Ses doigts glissèrent dans ses courts cheveux noirs, puis il se leva pour arpenter le bureau.
— J'y arriverai pas, Kieran.
Il avait l'air de souffrir. Je n'aimais pas ça.
Je me levai à mon tour et m'approchai de lui.
— À faire quoi ? m'enquis-je.
— À faire semblant que tu n'es rien pour moi.
Il y a parfois des moments, dans la vie, où quelques mots suffisent à balayer toutes vos convictions, tous vos efforts, la moindre parcelle de votre raison. Ceux de Sitjaq brisèrent jusqu'à la dernière bribe de mon courage de le tenir loin de moi pour le préserver de ma véritable nature.
Je l'embrassai.
Ce baiser qu'il me rendit n'avait plus rien de timide ni de sage. Il était à l'image du brasier qui brûlait en nous, de ces sentiments que nous contenions depuis si longtemps.
Je libérai ses lèvres sans m'en éloigner. Accoudé d'un bras contre le mur, ma main libre caressa son visage glabre. La chaleur de sa peau était un cocon duquel je ne voulais pas sortir.
Alors que je me perdais dans cet instant de bonheur, une pensée désagréable m'en extirpa d'un seul coup : comment pouvais-je affirmer l'aimer alors que je lui cachais tellement de choses ? Me rejetterait-il vraiment s'il me savait Surnaturel ? De plus, lui transmettre mes informations sur la femme-pierre permettrait aux Stratton de la trouver bien plus vite que moi.
Le moment était peut-être venu de demander de l'aide.
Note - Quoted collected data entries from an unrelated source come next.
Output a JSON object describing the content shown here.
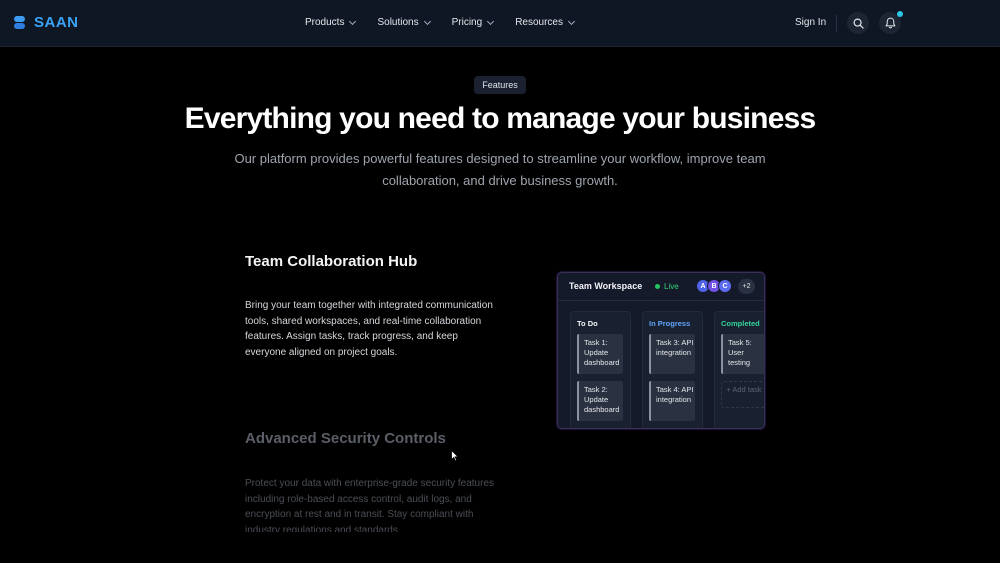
{
  "nav": {
    "logo_text": "SAAN",
    "menu": [
      {
        "label": "Products"
      },
      {
        "label": "Solutions"
      },
      {
        "label": "Pricing"
      },
      {
        "label": "Resources"
      }
    ],
    "sign_in": "Sign In",
    "icons": {
      "search": "search-icon",
      "bell": "bell-icon"
    },
    "accent": "#3aa3f5"
  },
  "hero": {
    "badge": "Features",
    "title": "Everything you need to manage your business",
    "subtitle": "Our platform provides powerful features designed to streamline your workflow, improve team collaboration, and drive business growth."
  },
  "features": [
    {
      "title": "Team Collaboration Hub",
      "description": "Bring your team together with integrated communication tools, shared workspaces, and real-time collaboration features. Assign tasks, track progress, and keep everyone aligned on project goals."
    },
    {
      "title": "Advanced Security Controls",
      "description": "Protect your data with enterprise-grade security features including role-based access control, audit logs, and encryption at rest and in transit. Stay compliant with industry regulations and standards."
    }
  ],
  "workspace": {
    "title": "Team Workspace",
    "status": "Live",
    "avatars": [
      "A",
      "B",
      "C"
    ],
    "more": "+2",
    "columns": [
      {
        "title": "To Do",
        "color": "#f3f4f6",
        "tasks": [
          "Task 1: Update dashboard",
          "Task 2: Update dashboard"
        ]
      },
      {
        "title": "In Progress",
        "color": "#60a5fa",
        "tasks": [
          "Task 3: API integration",
          "Task 4: API integration"
        ]
      },
      {
        "title": "Completed",
        "color": "#34d399",
        "tasks": [
          "Task 5: User testing"
        ],
        "add_label": "+ Add task"
      }
    ]
  }
}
Je reculai un peu afin de le regarder dans les yeux.
— Sitjaq...
Quelqu'un frappa à la porte. Je me rejetai en arrière et mon coéquipier se redressa juste au moment où un collègue entrait.
— Yo, Kieran, me salua Warren en frappant son poing sur le mien. Chef, on est prêts pour le briefing.
— On arrive.
Le nouveau venu nous regarda tour à tour.
— Ça va ?
— Ouais, on discutait juste de la mission, enchaînai-je.
Afin de couper court à l'instant dérangeant, nous suivîmes Warren jusqu'à la salle de réunion, abandonnant dans le bureau tout ce que nous n'avions pas eu le temps de nous dire.
Le calme de notre soirée de patrouille nous permit de rentrer au QG vers quatre heures du matin et de finir le débriefing quelques minutes plus tard. Les nuits comme celles-ci étaient les plus fatigantes car nous les passions à attendre sans adrénaline pour nous aider à tenir. Ce fut pourquoi personne ne traîna pour partir, à part Sitjaq. J'allai le voir, même si j'avais conscience d'être trop épuisé pour lui parler à cœur ouvert maintenant. La porte de son bureau fermée, je ne nous fis pas perdre davantage de temps.
— J'aimerais te parler, ce soir.
— Au son de ta voix, ça a l'air important.
— Ça l'est, c'est pour ça que je préfère dormir avant.
— Il t'arrive quelque chose ?
— Pas vraiment. Je t'expliquerai.
Devant son air inquiet, je ne trouvai rien d'autre à faire que sourire pour le rassurer. Cela sembla fonctionner difficilement. J'y ajoutai un baiser qui eut un bien meilleur effet. Puis nous nous séparâmes.